The practice she adheres to is called ecological horticulture. It’s the polar opposite of the purely ornamental version, which is driven by asserting control of plants in the name of aesthetics.
“Ecological horticulture is animal-centric,” she said. “We encourage the dynamic between plants, wildlife and soil, and strive to figure out how to get those plants to thrive independently of our care. We cultivate gardens with high levels of biodiversity and ecological functionality that can help repair the damage done to this land.”
Fall is for planting
So many traditional horticulture practices, and much of the horticulture industry, are organized around the focus on spring planting. Wholesalers propagate plants to be ready then, and retailers stock up, preparing to meet pent-up demand from winter-weary consumers.

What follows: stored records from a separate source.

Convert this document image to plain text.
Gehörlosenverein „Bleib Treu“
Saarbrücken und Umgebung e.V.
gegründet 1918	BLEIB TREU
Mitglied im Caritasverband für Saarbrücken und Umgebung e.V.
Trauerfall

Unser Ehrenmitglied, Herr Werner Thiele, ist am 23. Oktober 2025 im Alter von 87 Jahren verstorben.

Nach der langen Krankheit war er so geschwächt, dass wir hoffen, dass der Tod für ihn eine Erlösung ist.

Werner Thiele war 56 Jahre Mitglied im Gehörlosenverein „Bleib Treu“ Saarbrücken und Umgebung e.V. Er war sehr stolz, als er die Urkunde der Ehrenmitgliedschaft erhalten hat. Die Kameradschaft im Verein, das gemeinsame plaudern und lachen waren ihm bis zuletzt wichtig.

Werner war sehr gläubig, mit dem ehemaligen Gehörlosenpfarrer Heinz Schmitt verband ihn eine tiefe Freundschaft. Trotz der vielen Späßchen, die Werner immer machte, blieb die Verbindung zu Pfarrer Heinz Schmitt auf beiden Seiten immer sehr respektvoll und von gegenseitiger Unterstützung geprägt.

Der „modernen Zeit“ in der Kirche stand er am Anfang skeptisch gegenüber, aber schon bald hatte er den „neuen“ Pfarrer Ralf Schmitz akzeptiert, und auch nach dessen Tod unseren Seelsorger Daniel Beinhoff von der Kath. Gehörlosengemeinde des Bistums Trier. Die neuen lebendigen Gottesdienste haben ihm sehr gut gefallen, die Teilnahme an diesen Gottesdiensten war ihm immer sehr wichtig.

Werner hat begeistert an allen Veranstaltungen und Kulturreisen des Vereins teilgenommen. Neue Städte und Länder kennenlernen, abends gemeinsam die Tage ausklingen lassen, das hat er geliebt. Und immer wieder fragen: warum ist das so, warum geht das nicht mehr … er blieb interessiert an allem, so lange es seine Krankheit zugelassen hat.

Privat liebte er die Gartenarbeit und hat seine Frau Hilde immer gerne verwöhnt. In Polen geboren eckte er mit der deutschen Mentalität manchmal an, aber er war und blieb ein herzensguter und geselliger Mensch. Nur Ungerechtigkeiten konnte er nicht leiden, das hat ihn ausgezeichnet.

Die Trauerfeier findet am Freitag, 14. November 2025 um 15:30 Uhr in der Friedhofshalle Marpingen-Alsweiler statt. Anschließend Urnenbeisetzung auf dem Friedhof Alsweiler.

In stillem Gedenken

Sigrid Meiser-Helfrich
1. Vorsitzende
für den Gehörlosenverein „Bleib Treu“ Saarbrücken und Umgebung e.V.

But is spring really the best time for planting, to foster success either horticulturally or ecologically?
Spring planting “gets in the way of our work, instead of complementing it,” McMackin said. And in the past four years, her crew has gradually phased it out. Next year, there will be no spring planting at Brooklyn Bridge Park, except for some tree species that resent fall root disturbance.
“When we do plant in spring, and then summer arrives, it can be such an extreme environment — hot, dry and windy, too,” she said, and those are hard conditions for plants trying to root in. With a fall planting schedule, the winter that follows is easier on them.

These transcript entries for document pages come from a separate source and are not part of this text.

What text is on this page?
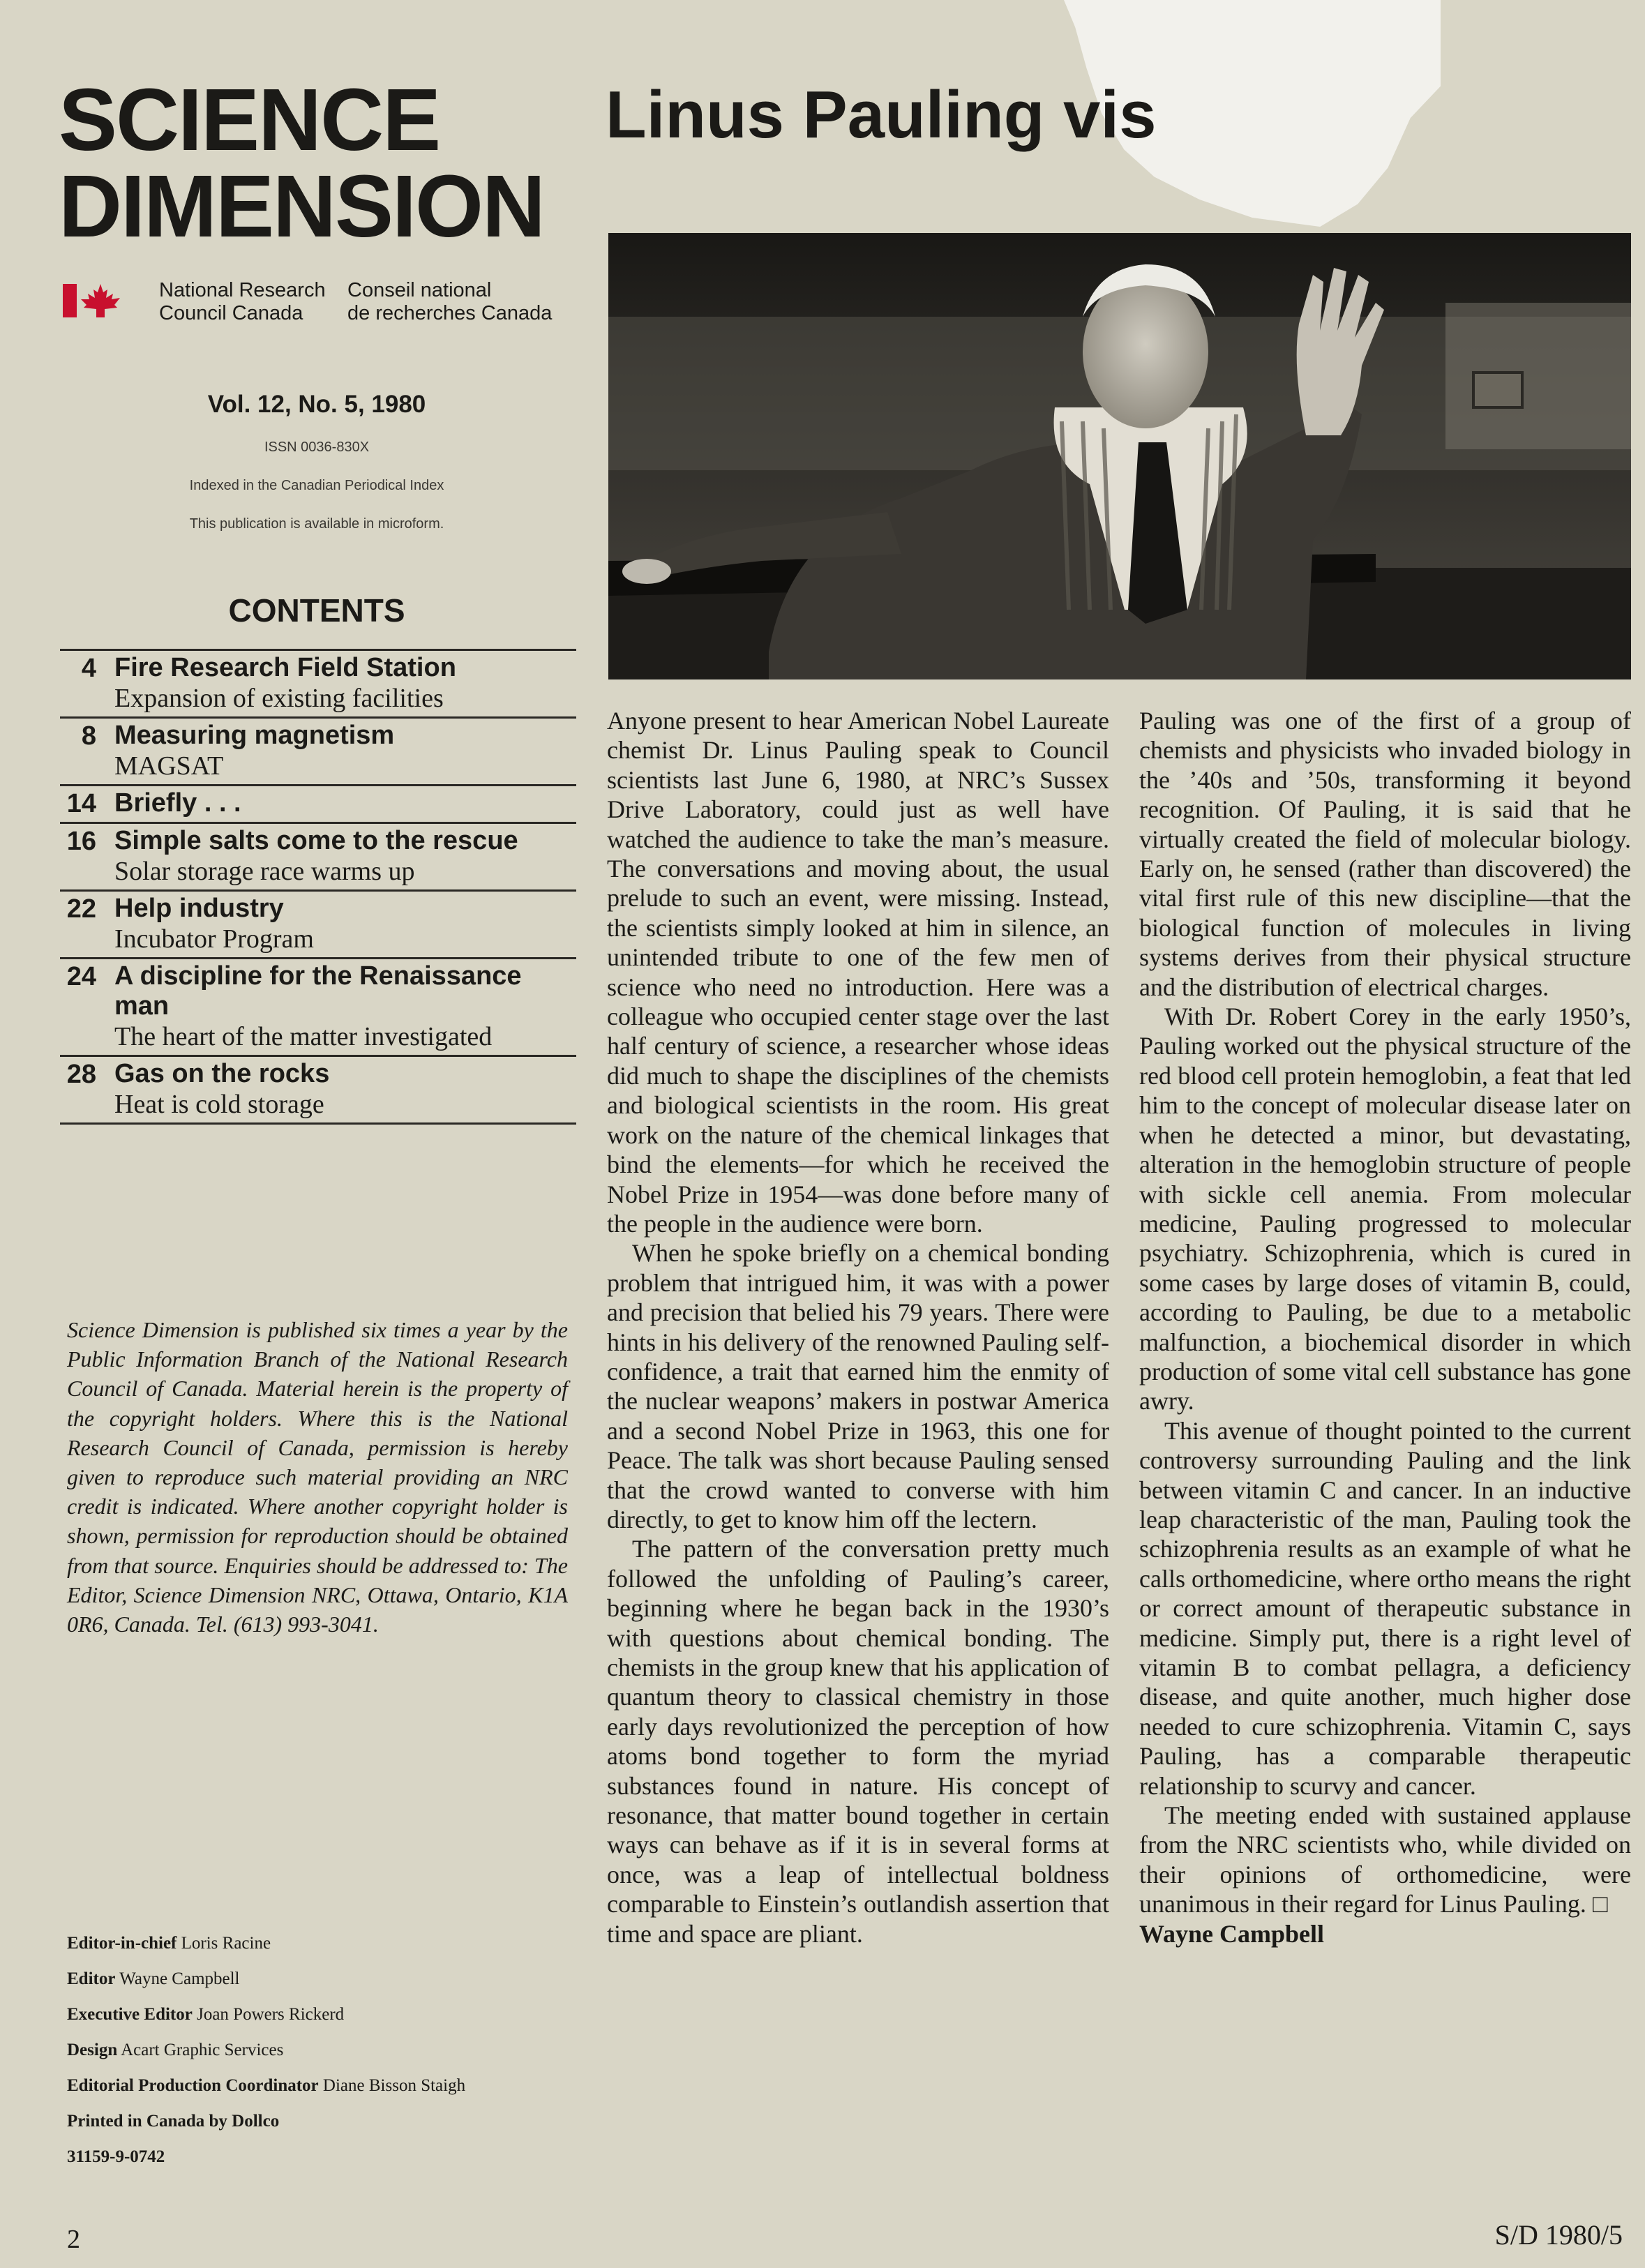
SCIENCE
DIMENSION
National Research
Council Canada
Conseil national
de recherches Canada
Vol. 12, No. 5, 1980
ISSN 0036-830X
Indexed in the Canadian Periodical Index
This publication is available in microform.
CONTENTS
4 Fire Research Field Station
Expansion of existing facilities
8 Measuring magnetism
MAGSAT
14 Briefly . . .
16 Simple salts come to the rescue
Solar storage race warms up
22 Help industry
Incubator Program
24 A discipline for the Renaissance man
The heart of the matter investigated
28 Gas on the rocks
Heat is cold storage

Science Dimension is published six times a year by the Public Information Branch of the National Research Council of Canada. Material herein is the property of the copyright holders. Where this is the National Research Council of Canada, permission is hereby given to reproduce such material providing an NRC credit is indicated. Where another copyright holder is shown, permission for reproduction should be obtained from that source. Enquiries should be addressed to: The Editor, Science Dimension NRC, Ottawa, Ontario, K1A 0R6, Canada. Tel. (613) 993-3041.

Editor-in-chief Loris Racine
Editor Wayne Campbell
Executive Editor Joan Powers Rickerd
Design Acart Graphic Services
Editorial Production Coordinator Diane Bisson Staigh
Printed in Canada by Dollco
31159-9-0742
2	S/D 1980/5
Linus Pauling vis

Anyone present to hear American Nobel Laureate chemist Dr. Linus Pauling speak to Council scientists last June 6, 1980, at NRC’s Sussex Drive Laboratory, could just as well have watched the audience to take the man’s measure. The conversations and moving about, the usual prelude to such an event, were missing. Instead, the scientists simply looked at him in silence, an unintended tribute to one of the few men of science who need no introduction. Here was a colleague who occupied center stage over the last half century of science, a researcher whose ideas did much to shape the disciplines of the chemists and biological scientists in the room. His great work on the nature of the chemical linkages that bind the elements—for which he received the Nobel Prize in 1954—was done before many of the people in the audience were born.

When he spoke briefly on a chemical bonding problem that intrigued him, it was with a power and precision that belied his 79 years. There were hints in his delivery of the renowned Pauling self-confidence, a trait that earned him the enmity of the nuclear weapons’ makers in postwar America and a second Nobel Prize in 1963, this one for Peace. The talk was short because Pauling sensed that the crowd wanted to converse with him directly, to get to know him off the lectern.

The pattern of the conversation pretty much followed the unfolding of Pauling’s career, beginning where he began back in the 1930’s with questions about chemical bonding. The chemists in the group knew that his application of quantum theory to classical chemistry in those early days revolutionized the perception of how atoms bond together to form the myriad substances found in nature. His concept of resonance, that matter bound together in certain ways can behave as if it is in several forms at once, was a leap of intellectual boldness comparable to Einstein’s outlandish assertion that time and space are pliant.

Pauling was one of the first of a group of chemists and physicists who invaded biology in the ’40s and ’50s, transforming it beyond recognition. Of Pauling, it is said that he virtually created the field of molecular biology. Early on, he sensed (rather than discovered) the vital first rule of this new discipline—that the biological function of molecules in living systems derives from their physical structure and the distribution of electrical charges.

With Dr. Robert Corey in the early 1950’s, Pauling worked out the physical structure of the red blood cell protein hemoglobin, a feat that led him to the concept of molecular disease later on when he detected a minor, but devastating, alteration in the hemoglobin structure of people with sickle cell anemia. From molecular medicine, Pauling progressed to molecular psychiatry. Schizophrenia, which is cured in some cases by large doses of vitamin B, could, according to Pauling, be due to a metabolic malfunction, a biochemical disorder in which production of some vital cell substance has gone awry.

This avenue of thought pointed to the current controversy surrounding Pauling and the link between vitamin C and cancer. In an inductive leap characteristic of the man, Pauling took the schizophrenia results as an example of what he calls orthomedicine, where ortho means the right or correct amount of therapeutic substance in medicine. Simply put, there is a right level of vitamin B to combat pellagra, a deficiency disease, and quite another, much higher dose needed to cure schizophrenia. Vitamin C, says Pauling, has a comparable therapeutic relationship to scurvy and cancer.

The meeting ended with sustained applause from the NRC scientists who, while divided on their opinions of orthomedicine, were unanimous in their regard for Linus Pauling. □

Wayne Campbell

Spring planting is tough on gardeners, too, who have to keep after new installations with regular watering, or risk losing them. Fall planting gives plants time to establish themselves, and some are fully settled by the following summer, so watering isn’t needed then. Peak planting time at the park is from late September through early October or so, with grasses going in earlier in September, for extra rooting time.
“If you time it right,” McMackin said, “sometimes you only have to do a month of watering, and then walk away from the plant.”
And there’s a bonus: With the staff no longer on hose duty all spring and summer, they have more time for that all-important task that must not be postponed: weeding.
“In May and June, instead of planting, we can get weeds while they’re still small,” McMackin said. “You can hoe rather than having to hand-pull — getting rid of things that can cause massive problems later, if you don’t.”
A shift in cleanup
At Brooklyn Bridge Park, the gardeners also skip most of the traditional fall cutbacks and cleanup. That leaves plenty of seed that can self-sow, or be eaten by birds, and preserves an overwintering habitat in the leaf litter for arthropods. Except where mulch or compost is needed, the approach is hands-off.
But while the overriding mandate is “leave the leaves,” some nuance is required, McMackin said. Too thick a layer of oak or Magnolia grandiflora leaves, both slow to break down, can smother small herbaceous plants. In some cases, the gardening crew may thin them, moving debris around a bit or composting some of it.
And where disease has occurred, they intervene. “We remove the duff layer under plants that have pests or diseases that could spread,” McMackin said. Infected material is replaced with mulch or excess leaves shifted from elsewhere.
Come spring, anything that must be cut back is trimmed in 6-inch increments. The chunks are allowed to fall to the ground as mulch, not carted away.
“I must have seen 40 pearl crescents the other day,” McMackin said last week, crediting the abundance to a combination of two things: having thousands of host plants and not raking out the duff layer where larvae might overwinter. “It really might just be that simple.”
Sometimes, though, it seems more like so many little miracles.
“We just had an endangered sedge pop up. And we had a state-threatened saltmarsh aster appear that we relocated to our salt marsh,” she said. “It’s amazing what happens when ‘Leave things alone as much as possible’ is part of your maintenance strategy.”